Selain itu, meski saat ini harga batu bara sedang dalam tren fluktuatif, pihaknya tetap optimis kinerja hingga akhir tahun ini akan sesuai dengan target perusahaan. Pada tahun depan, perusahaan menargetkan produksi batu bara sebesar 34 juta ton, sama dengan target produksi pada tahun ini.

Hingga tahun depan, dinilai harga batu bara akan tertekan akibat sentimen global, yaitu China yang memangkas 75 persen impor batu bara. Hal ini akan berpengaruh terhadap kinerja IND hingga kuartal I-2019. Dinilai diverfikasi tambang emas yang dilakukan oleh INDY adalah salah satu cara yang dilakukan oleh perusahaan untuk mengurangi ketergantungan terhadap thermal coal.

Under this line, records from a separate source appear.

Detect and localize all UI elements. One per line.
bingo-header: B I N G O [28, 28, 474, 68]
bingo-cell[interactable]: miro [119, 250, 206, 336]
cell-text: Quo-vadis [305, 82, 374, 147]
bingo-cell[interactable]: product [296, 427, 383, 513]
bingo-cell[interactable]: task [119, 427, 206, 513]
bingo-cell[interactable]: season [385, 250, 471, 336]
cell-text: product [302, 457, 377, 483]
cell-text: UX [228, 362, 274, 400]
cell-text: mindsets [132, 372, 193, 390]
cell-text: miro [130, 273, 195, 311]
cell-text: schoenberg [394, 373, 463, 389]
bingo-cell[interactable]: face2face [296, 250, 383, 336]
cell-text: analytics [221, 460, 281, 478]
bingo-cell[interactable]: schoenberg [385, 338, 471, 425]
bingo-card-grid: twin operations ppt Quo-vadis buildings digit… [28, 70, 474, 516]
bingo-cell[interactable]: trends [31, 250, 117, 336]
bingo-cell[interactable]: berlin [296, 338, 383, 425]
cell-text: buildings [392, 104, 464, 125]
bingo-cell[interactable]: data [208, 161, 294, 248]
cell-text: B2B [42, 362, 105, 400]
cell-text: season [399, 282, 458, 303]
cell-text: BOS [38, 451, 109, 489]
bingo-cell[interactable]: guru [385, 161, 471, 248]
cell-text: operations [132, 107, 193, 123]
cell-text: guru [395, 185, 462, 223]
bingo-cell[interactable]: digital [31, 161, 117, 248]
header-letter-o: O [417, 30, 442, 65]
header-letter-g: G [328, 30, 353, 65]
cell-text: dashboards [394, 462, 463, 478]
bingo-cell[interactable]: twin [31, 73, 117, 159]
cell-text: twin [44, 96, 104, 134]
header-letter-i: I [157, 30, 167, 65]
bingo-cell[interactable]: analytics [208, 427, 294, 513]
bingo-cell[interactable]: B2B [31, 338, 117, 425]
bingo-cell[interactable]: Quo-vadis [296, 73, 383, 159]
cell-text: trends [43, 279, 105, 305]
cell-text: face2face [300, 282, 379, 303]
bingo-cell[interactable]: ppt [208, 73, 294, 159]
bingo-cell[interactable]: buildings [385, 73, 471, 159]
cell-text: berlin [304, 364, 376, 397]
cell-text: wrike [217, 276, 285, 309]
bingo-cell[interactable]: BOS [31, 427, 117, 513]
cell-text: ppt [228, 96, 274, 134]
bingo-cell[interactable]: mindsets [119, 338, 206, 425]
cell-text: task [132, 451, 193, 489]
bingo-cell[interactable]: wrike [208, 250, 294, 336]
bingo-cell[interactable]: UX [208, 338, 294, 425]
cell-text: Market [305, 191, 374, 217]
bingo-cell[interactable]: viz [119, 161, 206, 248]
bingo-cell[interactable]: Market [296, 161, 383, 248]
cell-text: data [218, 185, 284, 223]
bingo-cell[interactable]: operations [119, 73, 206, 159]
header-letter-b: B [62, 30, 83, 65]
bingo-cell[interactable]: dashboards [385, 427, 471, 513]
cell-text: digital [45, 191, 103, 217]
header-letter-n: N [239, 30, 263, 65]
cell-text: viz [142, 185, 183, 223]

Di sisi lain, dinilai volatilitas harga batu bara tidak terlalu berdampak untuk kinerja INDY. Pasalnya, tambang batu bara sistemnya kontrak. "Umumnya perusahaan tambang sistem jualannya tidak seperti supermarket, cash and carry, tapi sistem kontrak sehingga volatilitas batu bara tidak signifikan harusnya," kata Valdy Kurniawan, analis Phintacro Sekuritas.